During the Company’s two most recent fiscal years and in the subsequent interim period through the Dismissal Date, neither the Company or anyone on its behalf consulted with Halperin regarding either (i) the application of accounting principles to a specified transaction, either completed or proposed, or the type of audit opinion that might be rendered on the Company’s consolidated financial statements, and neither a written report nor oral advice was provided to the Company by Halperin that was an important factor considered by the Company in reaching a decision as to the accounting, auditing, or financial reporting issue; or (ii) any matter that was the subject of either a disagreement as defined in Item 304(a)(1)(iv) of Regulation S-K or a reportable event as described in Item 304(a)(1)(v) of Regulation S-K.
Item 8.01 Other Events
On December 14, 2020, the Company disclosed on a current report on Form 8-K that it previously entered into a non-binding Letter of Intent to merge with VeganNation Services Ltd., a company formed under the laws of the State of Israel (“VeganNation”). VeganNation, a global company building an all-encompassing plant-based conscious consumer ecosystem, seeks to connect and empower plant-based and sustainable businesses with consumers who seek such products. VeganNation has, on November 26, 2020, entered into a non-binding Letter of Intent (the “LOI”) to acquire a vegan industry company located in the United States (the “Target”) for a $4 million acquisition. VeganNation has assigned the LOI to the Company, and the Company intends to consummate the acquisition directly. These and other terms in the LOI may be adjusted, subject to completion by the Company of its due diligence review and subsequent negotiation with the Target.

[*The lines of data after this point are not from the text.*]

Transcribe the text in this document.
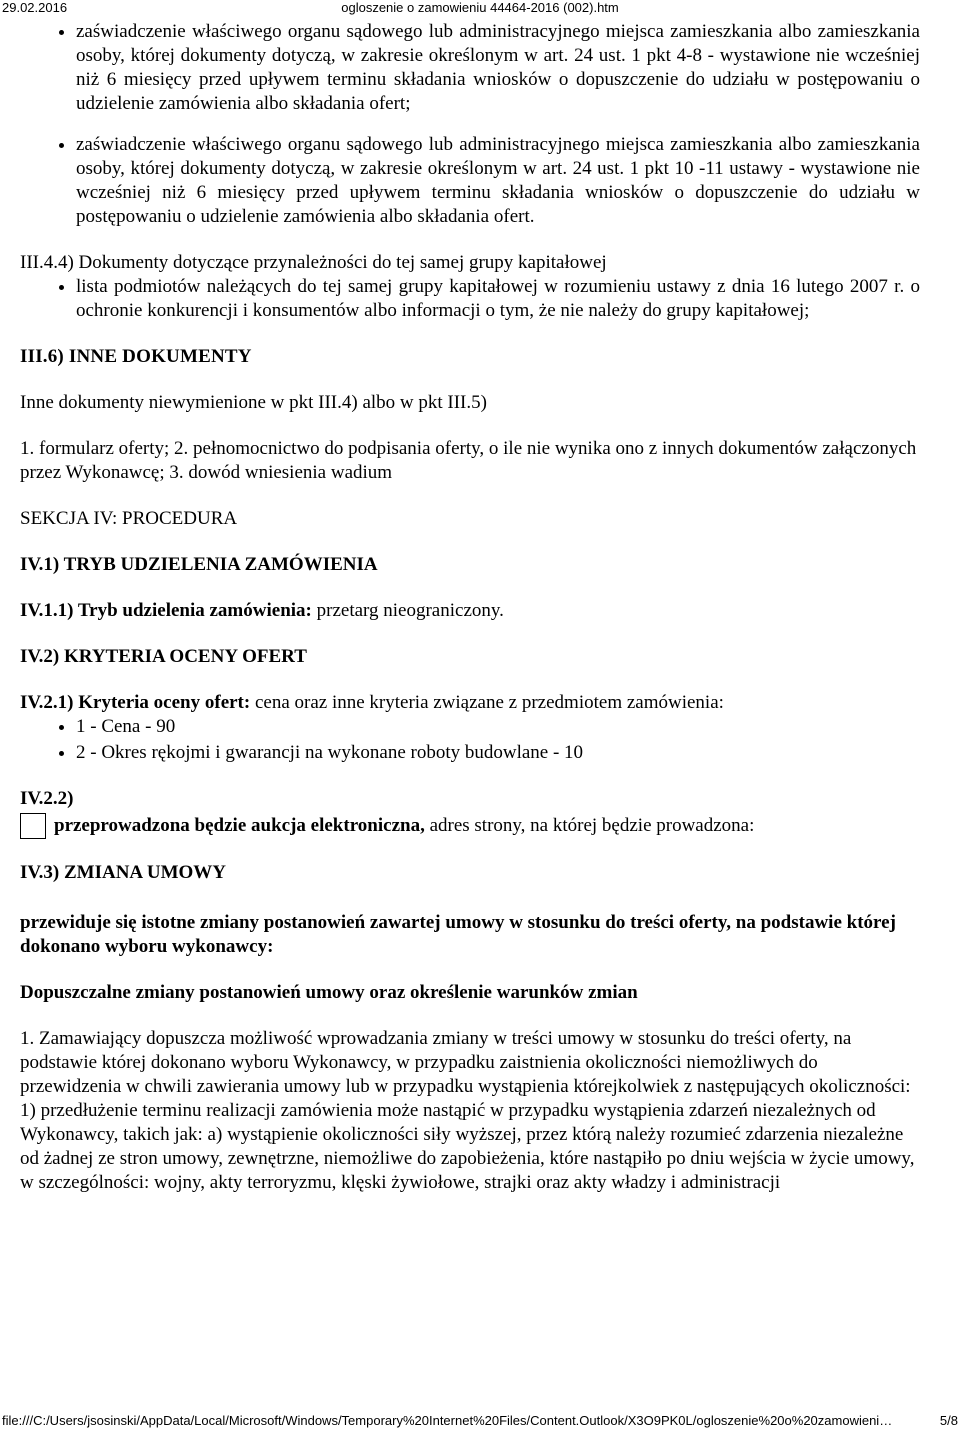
29.02.2016	ogloszenie o zamowieniu 44464-2016 (002).htm
• zaświadczenie właściwego organu sądowego lub administracyjnego miejsca zamieszkania albo zamieszkania osoby, której dokumenty dotyczą, w zakresie określonym w art. 24 ust. 1 pkt 4-8 - wystawione nie wcześniej niż 6 miesięcy przed upływem terminu składania wniosków o dopuszczenie do udziału w postępowaniu o udzielenie zamówienia albo składania ofert;
• zaświadczenie właściwego organu sądowego lub administracyjnego miejsca zamieszkania albo zamieszkania osoby, której dokumenty dotyczą, w zakresie określonym w art. 24 ust. 1 pkt 10 -11 ustawy - wystawione nie wcześniej niż 6 miesięcy przed upływem terminu składania wniosków o dopuszczenie do udziału w postępowaniu o udzielenie zamówienia albo składania ofert.

III.4.4) Dokumenty dotyczące przynależności do tej samej grupy kapitałowej

• lista podmiotów należących do tej samej grupy kapitałowej w rozumieniu ustawy z dnia 16 lutego 2007 r. o ochronie konkurencji i konsumentów albo informacji o tym, że nie należy do grupy kapitałowej;

III.6) INNE DOKUMENTY

Inne dokumenty niewymienione w pkt III.4) albo w pkt III.5)

1. formularz oferty; 2. pełnomocnictwo do podpisania oferty, o ile nie wynika ono z innych dokumentów załączonych przez Wykonawcę; 3. dowód wniesienia wadium

SEKCJA IV: PROCEDURA

IV.1) TRYB UDZIELENIA ZAMÓWIENIA

IV.1.1) Tryb udzielenia zamówienia: przetarg nieograniczony.

IV.2) KRYTERIA OCENY OFERT

IV.2.1) Kryteria oceny ofert: cena oraz inne kryteria związane z przedmiotem zamówienia:

• 1 - Cena - 90
• 2 - Okres rękojmi i gwarancji na wykonane roboty budowlane - 10

IV.2.2)

przeprowadzona będzie aukcja elektroniczna, adres strony, na której będzie prowadzona:

IV.3) ZMIANA UMOWY

przewiduje się istotne zmiany postanowień zawartej umowy w stosunku do treści oferty, na podstawie której dokonano wyboru wykonawcy:

Dopuszczalne zmiany postanowień umowy oraz określenie warunków zmian

1. Zamawiający dopuszcza możliwość wprowadzania zmiany w treści umowy w stosunku do treści oferty, na podstawie której dokonano wyboru Wykonawcy, w przypadku zaistnienia okoliczności niemożliwych do przewidzenia w chwili zawierania umowy lub w przypadku wystąpienia którejkolwiek z następujących okoliczności: 1) przedłużenie terminu realizacji zamówienia może nastąpić w przypadku wystąpienia zdarzeń niezależnych od Wykonawcy, takich jak: a) wystąpienie okoliczności siły wyższej, przez którą należy rozumieć zdarzenia niezależne od żadnej ze stron umowy, zewnętrzne, niemożliwe do zapobieżenia, które nastąpiło po dniu wejścia w życie umowy, w szczególności: wojny, akty terroryzmu, klęski żywiołowe, strajki oraz akty władzy i administracji

file:///C:/Users/jsosinski/AppData/Local/Microsoft/Windows/Temporary%20Internet%20Files/Content.Outlook/X3O9PK0L/ogloszenie%20o%20zamowieni…	5/8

No assurances can be provided that either the acquisition of the Target nor the merger between the Company and VeganNation will be successfully concluded.
Item 9.01 Financial Statements and Exhibits.
Pursuant to the requirements of the Securities Exchange Act of 1934, the registrant has duly caused this report to be signed on its behalf by the undersigned hereto duly authorized.